The Internet of Things involves a lot of tracking, both of things and of people.
Sensors and chips can be embedded into household appliances, toys, pets and even people.
Now there’s a move in one state to keep microchips from being implanted into people.
Microchips already can be implanted in pets so they can be found if lost.
Lawmakers in Nevada just introduced a bill that would make it a felony to require someone to be implanted with such a chip, which could be a radio frequency identification (RFID) or near field communication (NFC) chip.
Nevada state senator Becky Harris said the microchipping of people is not as far-fetched as it might seem, since it’s already happening in other areas.

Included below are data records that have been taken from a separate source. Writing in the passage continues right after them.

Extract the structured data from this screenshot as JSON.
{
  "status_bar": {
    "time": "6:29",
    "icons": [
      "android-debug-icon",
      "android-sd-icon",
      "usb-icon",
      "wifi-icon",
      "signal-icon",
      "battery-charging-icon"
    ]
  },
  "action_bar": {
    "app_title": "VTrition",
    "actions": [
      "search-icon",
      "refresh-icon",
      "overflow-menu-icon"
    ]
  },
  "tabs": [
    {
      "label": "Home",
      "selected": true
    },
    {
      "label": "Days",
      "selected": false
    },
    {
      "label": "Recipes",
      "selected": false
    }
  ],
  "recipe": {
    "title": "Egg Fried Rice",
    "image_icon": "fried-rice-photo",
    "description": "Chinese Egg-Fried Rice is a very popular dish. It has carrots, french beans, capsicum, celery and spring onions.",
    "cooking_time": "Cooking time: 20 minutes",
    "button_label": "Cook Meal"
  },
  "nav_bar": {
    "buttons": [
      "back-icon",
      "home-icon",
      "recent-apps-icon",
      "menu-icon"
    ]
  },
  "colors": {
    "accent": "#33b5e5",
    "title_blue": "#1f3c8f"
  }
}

“As I began to look into the issue, I was surprised with the merit that I believe the issue warrants,” Harris told the Senate Judiciary Committee on Monday, as reported in the Las Vegas Review Journal.

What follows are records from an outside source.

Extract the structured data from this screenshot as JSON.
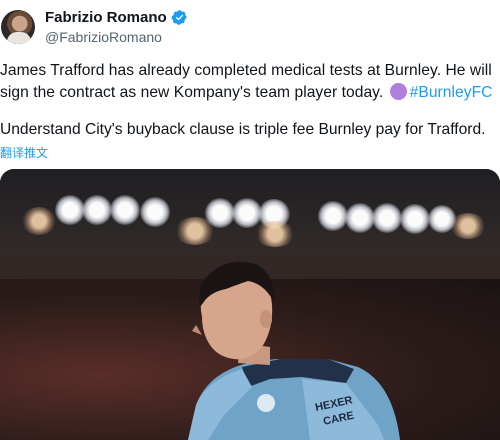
{
  "author": {
    "display_name": "Fabrizio Romano",
    "handle": "@FabrizioRomano",
    "verified": true,
    "verified_color": "#1d9bf0"
  },
  "tweet": {
    "line1": "James Trafford has already completed medical tests at Burnley. He will",
    "line2_text": "sign the contract as new Kompany's team player today.",
    "line2_emoji": "purple-circle",
    "line2_hashtag": "#BurnleyFC",
    "paragraph2": "Understand City's buyback clause is triple fee Burnley pay for Trafford.",
    "translate_label": "翻译推文"
  },
  "colors": {
    "text": "#0f1419",
    "secondary": "#536471",
    "link": "#1d9bf0",
    "emoji_purple": "#b07fdc"
  },
  "media": {
    "description_icon": "photo",
    "shirt_text": "HEXER CARE"
  }
}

Hundreds of Australians already have turned themselves in for chip implants, which then allows them to unlock doors, log into computers or turn lights on and off with the wave of a hand.
The chips are tiny (think the size of a grain of rice) and can be easily implanted under the skin.
Harris said the technology is used by companies in Belgium and Sweden to identify employees.
“It’s done under the idea to unlock doors or use copy machines or maybe pay for lunch, you could use your hand,” she said.
“Each kit costs about $100 and includes a tag and an injection tool,” Harris said.
The Wall Street Journal has reported an estimated 30,000 to 50,000 chips have been sold globally, she said, as reported in the Review Journal.
No major opposition to the Nevada bill was logged.